Mas aqui entra um ponto crucial: você precisa gostar de trabalhar com altas rotações se quiser uma tocada esportiva. A MT-03 é o oposto de uma Royal Enfield Guerrilla, por exemplo, que tem torque abundante em baixa e entrega potência máxima a 8.000 rpm. A Yamaha, não. Ela te convida a usar o acelerador, a ir lá em cima no conta giros para sentir os 41,3 cv de potência.
Para dar uma ideia, a 120 km/h em sexta marcha, o motor está girando a 8.000 rpm. Caso precise de uma ultrapassagem rápida, a moto está pronta, pois o torque máximo vem aos 9.000 giros. Ela faz o serviço? Faz, e muito bem. Mas, repito: o prazer está em manter o motor cheio, lá em cima.
O câmbio de seis marchas é preciso, com escalonamento que favorece tanto o trânsito urbano quanto a diversão em estradas sinuosas. É uma moto que cobra uma condução mais agressiva para entregar o prazer máximo na pilotagem.
Ciclística e ergonomia
No chassi, a Yamaha adota uma estrutura tubular em aço, bem dimensionada para a proposta. O grande diferencial, na minha visão, é a suspensão dianteira invertida de 37 mm. Isso não é luxo, é necessidade. Contribui significativamente para a estabilidade e para a leitura do asfalto, especialmente quando insiste na condução esportiva. Na traseira, o monoamortecedor cumpre o seu papel, com um equilíbrio decente entre conforto e firmeza.

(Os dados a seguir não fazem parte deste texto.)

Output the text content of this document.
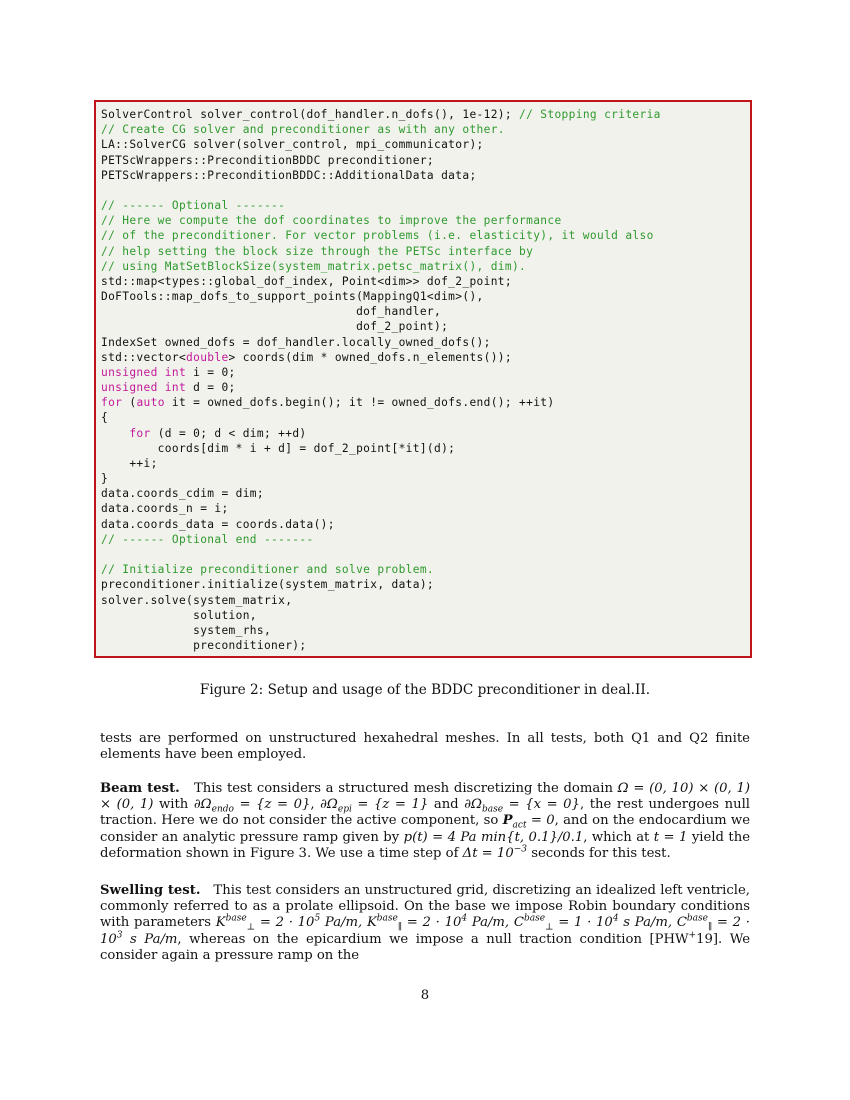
SolverControl solver_control(dof_handler.n_dofs(), 1e-12); // Stopping criteria
// Create CG solver and preconditioner as with any other.
LA::SolverCG solver(solver_control, mpi_communicator);
PETScWrappers::PreconditionBDDC preconditioner;
PETScWrappers::PreconditionBDDC::AdditionalData data;

// ------ Optional -------
// Here we compute the dof coordinates to improve the performance
// of the preconditioner. For vector problems (i.e. elasticity), it would also
// help setting the block size through the PETSc interface by
// using MatSetBlockSize(system_matrix.petsc_matrix(), dim).
std::map<types::global_dof_index, Point<dim>> dof_2_point;
DoFTools::map_dofs_to_support_points(MappingQ1<dim>(),
dof_handler,
dof_2_point);
IndexSet owned_dofs = dof_handler.locally_owned_dofs();
std::vector<double> coords(dim * owned_dofs.n_elements());
unsigned int i = 0;
unsigned int d = 0;
for (auto it = owned_dofs.begin(); it != owned_dofs.end(); ++it)
{
for (d = 0; d < dim; ++d)
coords[dim * i + d] = dof_2_point[*it](d);
++i;
}
data.coords_cdim = dim;
data.coords_n = i;
data.coords_data = coords.data();
// ------ Optional end -------

// Initialize preconditioner and solve problem.
preconditioner.initialize(system_matrix, data);
solver.solve(system_matrix,
solution,
system_rhs,
preconditioner);
Figure 2: Setup and usage of the BDDC preconditioner in deal.II.

tests are performed on unstructured hexahedral meshes. In all tests, both Q1 and Q2 finite elements have been employed.

Beam test. This test considers a structured mesh discretizing the domain Ω = (0, 10) × (0, 1) × (0, 1) with $\partial\Omega_{endo} = \{z = 0\}$, $\partial\Omega_{epi} = \{z = 1\}$ and $\partial\Omega_{base} = \{x = 0\}$, the rest undergoes null traction. Here we do not consider the active component, so $P_{act} = 0$, and on the endocardium we consider an analytic pressure ramp given by p(t) = 4 Pa min{t, 0.1}/0.1, which at t = 1 yield the deformation shown in Figure 3. We use a time step of $\Delta t = 10^{-3}$ seconds for this test.

Swelling test. This test considers an unstructured grid, discretizing an idealized left ventricle, commonly referred to as a prolate ellipsoid. On the base we impose Robin boundary conditions with parameters $K^{base}_\perp = 2 \cdot 10^5$ Pa/m, $K^{base}_\parallel = 2 \cdot 10^4$ Pa/m, $C^{base}_\perp = 1 \cdot 10^4$ s Pa/m, $C^{base}_\parallel = 2 \cdot 10^3$ s Pa/m, whereas on the epicardium we impose a null traction condition [PHW+19]. We consider again a pressure ramp on the

8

Os freios são eficientes e coerentes com o desempenho da moto. Disco dianteiro de 298 mm, pinça de dois pistões; disco traseiro de 220 mm. Tudo assistido por um ABS de série que garante frenagens seguras e progressivas. Não há esportividade extrema nos freios, mas sim a confiança que o piloto precisa no dia a dia e na estrada.
Ergonomicamente, porém, a MT-03 me ganhou. Apresenta uma posição de pilotagem levemente inclinada para frente, guidão largo e pedaleiras relativamente altas. O resultado é uma postura que favorece o controle e a agilidade no trânsito, sem quebrar as costas em trajetos mais longos. O banco, a 780 mm do solo, é uma benção para pilotos de baixa estatura. É o meu caso. Sentei na moto, estiquei os braços e tive a sensação de que a Yamaha usou um alfaiate para me vestir. Ficou perfeita para o meu tipo físico. Isso não significa que pilotos mais altos não se acomodem, mas os baixinhos agradecem.

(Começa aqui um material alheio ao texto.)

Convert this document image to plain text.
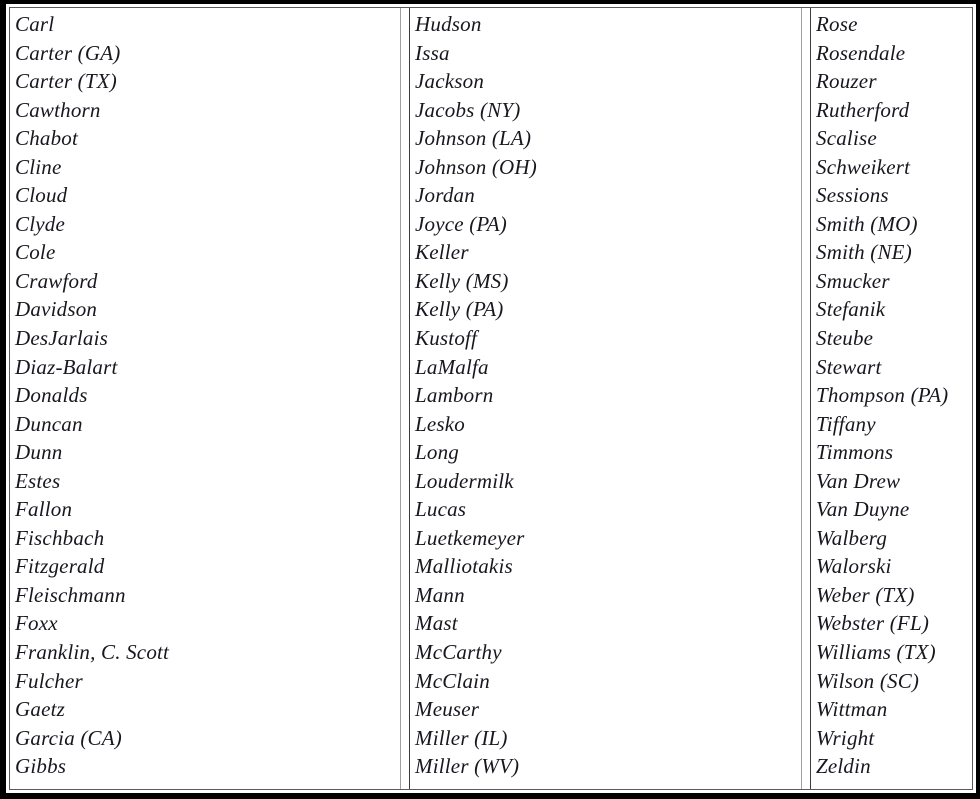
Carl
Carter (GA)
Carter (TX)
Cawthorn
Chabot
Cline
Cloud
Clyde
Cole
Crawford
Davidson
DesJarlais
Diaz-Balart
Donalds
Duncan
Dunn
Estes
Fallon
Fischbach
Fitzgerald
Fleischmann
Foxx
Franklin, C. Scott
Fulcher
Gaetz
Garcia (CA)
Gibbs
Hudson
Issa
Jackson
Jacobs (NY)
Johnson (LA)
Johnson (OH)
Jordan
Joyce (PA)
Keller
Kelly (MS)
Kelly (PA)
Kustoff
LaMalfa
Lamborn
Lesko
Long
Loudermilk
Lucas
Luetkemeyer
Malliotakis
Mann
Mast
McCarthy
McClain
Meuser
Miller (IL)
Miller (WV)
Rose
Rosendale
Rouzer
Rutherford
Scalise
Schweikert
Sessions
Smith (MO)
Smith (NE)
Smucker
Stefanik
Steube
Stewart
Thompson (PA)
Tiffany
Timmons
Van Drew
Van Duyne
Walberg
Walorski
Weber (TX)
Webster (FL)
Williams (TX)
Wilson (SC)
Wittman
Wright
Zeldin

O painel é digital, simples, mas funcional. Boa leitura, informações essenciais bem organizadas. Sem excessos tecnológicos, sem firulas. A MT-03 aposta na experiência de pilotagem pura, não em um computador de bordo cheio de luzinhas piscando. No uso urbano, ela é ágil, com bom raio de esterço. O peso em ordem de marcha, pouco acima dos 168 kg, contribui para essa sensação de leveza e facilidade de condução.

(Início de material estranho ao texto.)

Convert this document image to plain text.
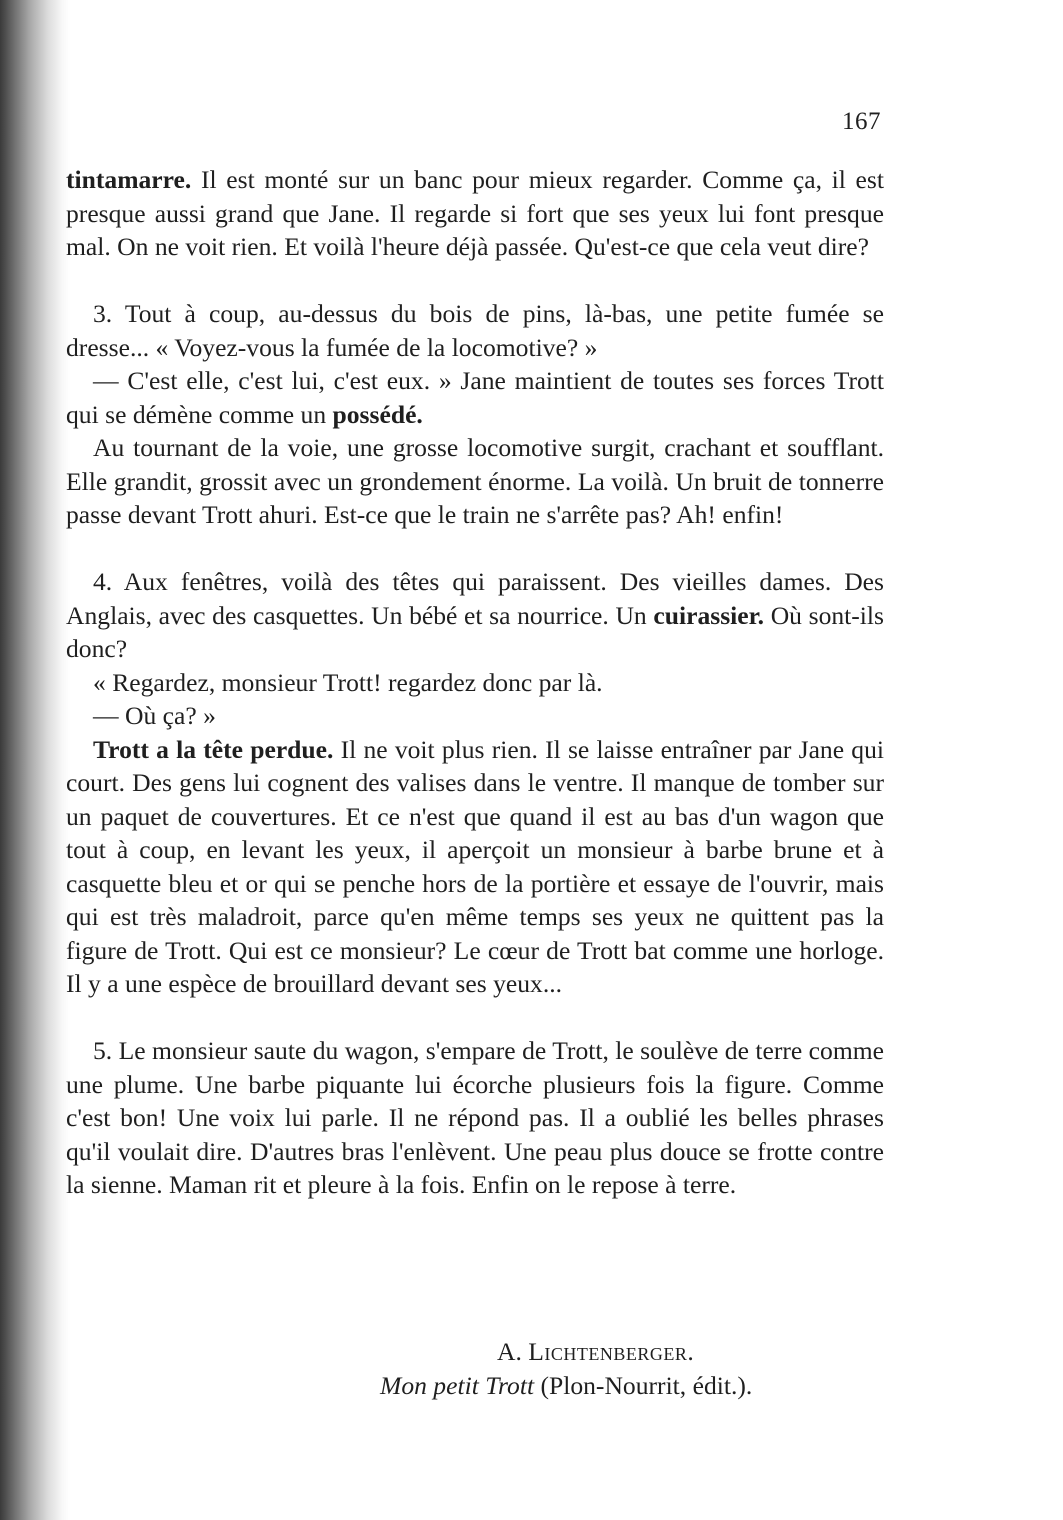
167

tintamarre. Il est monté sur un banc pour mieux regarder. Comme ça, il est presque aussi grand que Jane. Il regarde si fort que ses yeux lui font presque mal. On ne voit rien. Et voilà l'heure déjà passée. Qu'est-ce que cela veut dire?

3. Tout à coup, au-dessus du bois de pins, là-bas, une petite fumée se dresse... « Voyez-vous la fumée de la locomotive? »

— C'est elle, c'est lui, c'est eux. » Jane maintient de toutes ses forces Trott qui se démène comme un possédé.

Au tournant de la voie, une grosse locomotive surgit, crachant et soufflant. Elle grandit, grossit avec un grondement énorme. La voilà. Un bruit de tonnerre passe devant Trott ahuri. Est-ce que le train ne s'arrête pas? Ah! enfin!

4. Aux fenêtres, voilà des têtes qui paraissent. Des vieilles dames. Des Anglais, avec des casquettes. Un bébé et sa nourrice. Un cuirassier. Où sont-ils donc?

« Regardez, monsieur Trott! regardez donc par là.

— Où ça? »

Trott a la tête perdue. Il ne voit plus rien. Il se laisse entraîner par Jane qui court. Des gens lui cognent des valises dans le ventre. Il manque de tomber sur un paquet de couvertures. Et ce n'est que quand il est au bas d'un wagon que tout à coup, en levant les yeux, il aperçoit un monsieur à barbe brune et à casquette bleu et or qui se penche hors de la portière et essaye de l'ouvrir, mais qui est très maladroit, parce qu'en même temps ses yeux ne quittent pas la figure de Trott. Qui est ce monsieur? Le cœur de Trott bat comme une horloge. Il y a une espèce de brouillard devant ses yeux...

5. Le monsieur saute du wagon, s'empare de Trott, le soulève de terre comme une plume. Une barbe piquante lui écorche plusieurs fois la figure. Comme c'est bon! Une voix lui parle. Il ne répond pas. Il a oublié les belles phrases qu'il voulait dire. D'autres bras l'enlèvent. Une peau plus douce se frotte contre la sienne. Maman rit et pleure à la fois. Enfin on le repose à terre.

A. Lichtenberger.
Mon petit Trott (Plon-Nourrit, édit.).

Em síntese, a Yamaha MT-03 é uma naked que cumpre com louvor o papel de introduzir o motociclista ao universo das médias cilindradas, sem concessões excessivas. É uma moto com identidade forte, motor envolvente e ciclística bem resolvida. Ela privilegia o prazer de pilotar acima de números frios ou modismos. Mais do que uma simples opção racional de compra, a MT-03 é uma escolha emocionalmente coerente. E isso, em um segmento tão disputado e com a concorrência acirrada que vimos, faz toda a diferença do mundo. É uma moto para quem gosta de pilotar, e ponto final.